🤖 AI Summary
Cross-lingual speech emotion recognition (SER) faces dual challenges: cross-lingual acoustic variation and speaker-specific stylistic differences. To address these, we propose a phoneme-speaker dual-space alignment framework with explicit style awareness. First, a graph neural network constructs emotion-specific speaker communities to achieve speaker clustering. Second, phonemes serve as anchors to jointly align emotional representations in both phoneme and speaker embedding spaces. Finally, dual-space embedding mapping coupled with cross-lingual transfer learning enhances generalization across languages and speakers. Evaluated on MSP-Podcast and BIIC-Podcast—two challenging cross-lingual SER benchmarks—our method significantly outperforms state-of-the-art baselines. Results demonstrate its effectiveness in modeling shared emotional expression patterns across languages and speakers, validating its capacity to capture language-invariant and speaker-robust emotional cues.

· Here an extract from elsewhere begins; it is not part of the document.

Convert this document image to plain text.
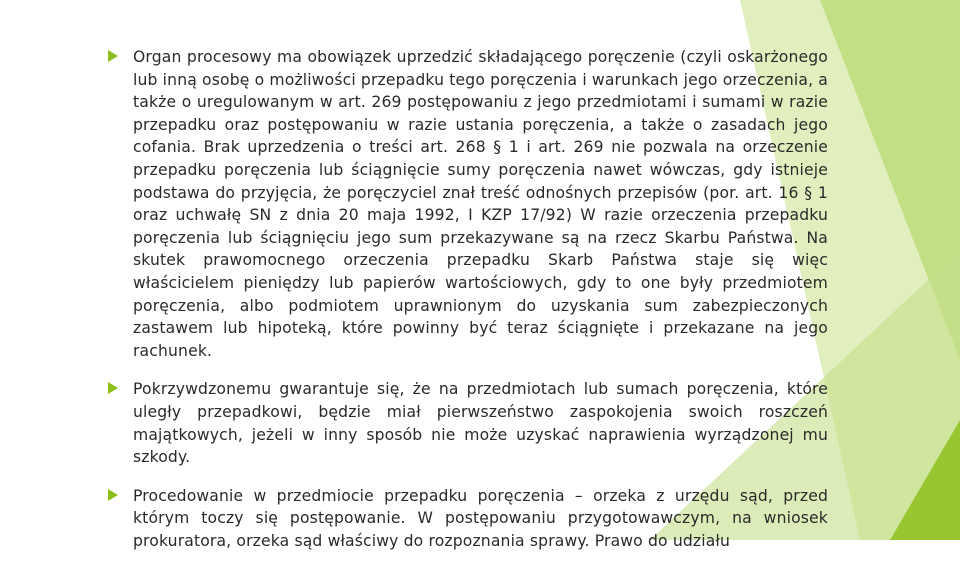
Organ procesowy ma obowiązek uprzedzić składającego poręczenie (czyli oskarżonego lub inną osobę o możliwości przepadku tego poręczenia i warunkach jego orzeczenia, a także o uregulowanym w art. 269 postępowaniu z jego przedmiotami i sumami w razie przepadku oraz postępowaniu w razie ustania poręczenia, a także o zasadach jego cofania. Brak uprzedzenia o treści art. 268 § 1 i art. 269 nie pozwala na orzeczenie przepadku poręczenia lub ściągnięcie sumy poręczenia nawet wówczas, gdy istnieje podstawa do przyjęcia, że poręczyciel znał treść odnośnych przepisów (por. art. 16 § 1 oraz uchwałę SN z dnia 20 maja 1992, I KZP 17/92) W razie orzeczenia przepadku poręczenia lub ściągnięciu jego sum przekazywane są na rzecz Skarbu Państwa. Na skutek prawomocnego orzeczenia przepadku Skarb Państwa staje się więc właścicielem pieniędzy lub papierów wartościowych, gdy to one były przedmiotem poręczenia, albo podmiotem uprawnionym do uzyskania sum zabezpieczonych zastawem lub hipoteką, które powinny być teraz ściągnięte i przekazane na jego rachunek.

Pokrzywdzonemu gwarantuje się, że na przedmiotach lub sumach poręczenia, które uległy przepadkowi, będzie miał pierwszeństwo zaspokojenia swoich roszczeń majątkowych, jeżeli w inny sposób nie może uzyskać naprawienia wyrządzonej mu szkody.

Procedowanie w przedmiocie przepadku poręczenia – orzeka z urzędu sąd, przed którym toczy się postępowanie. W postępowaniu przygotowawczym, na wniosek prokuratora, orzeka sąd właściwy do rozpoznania sprawy. Prawo do udziału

This work provides a structured, transferable solution for low-resource-language SER, advancing robust cross-lingual affective computing.
📝 Abstract
Cross-lingual speech emotion recognition (SER) remains a challenging task due to differences in phonetic variability and speaker-specific expressive styles across languages. Effectively capturing emotion under such diverse conditions requires a framework that can align the externalization of emotions across different speakers and languages. To address this problem, we propose a speaker-style aware phoneme anchoring framework that aligns emotional expression at the phonetic and speaker levels. Our method builds emotion-specific speaker communities via graph-based clustering to capture shared speaker traits. Using these groups, we apply dual-space anchoring in speaker and phonetic spaces to enable better emotion transfer across languages. Evaluations on the MSP-Podcast (English) and BIIC-Podcast (Taiwanese Mandarin) corpora demonstrate improved generalization over competitive baselines and provide valuable insights into the commonalities in cross-lingual emotion representation.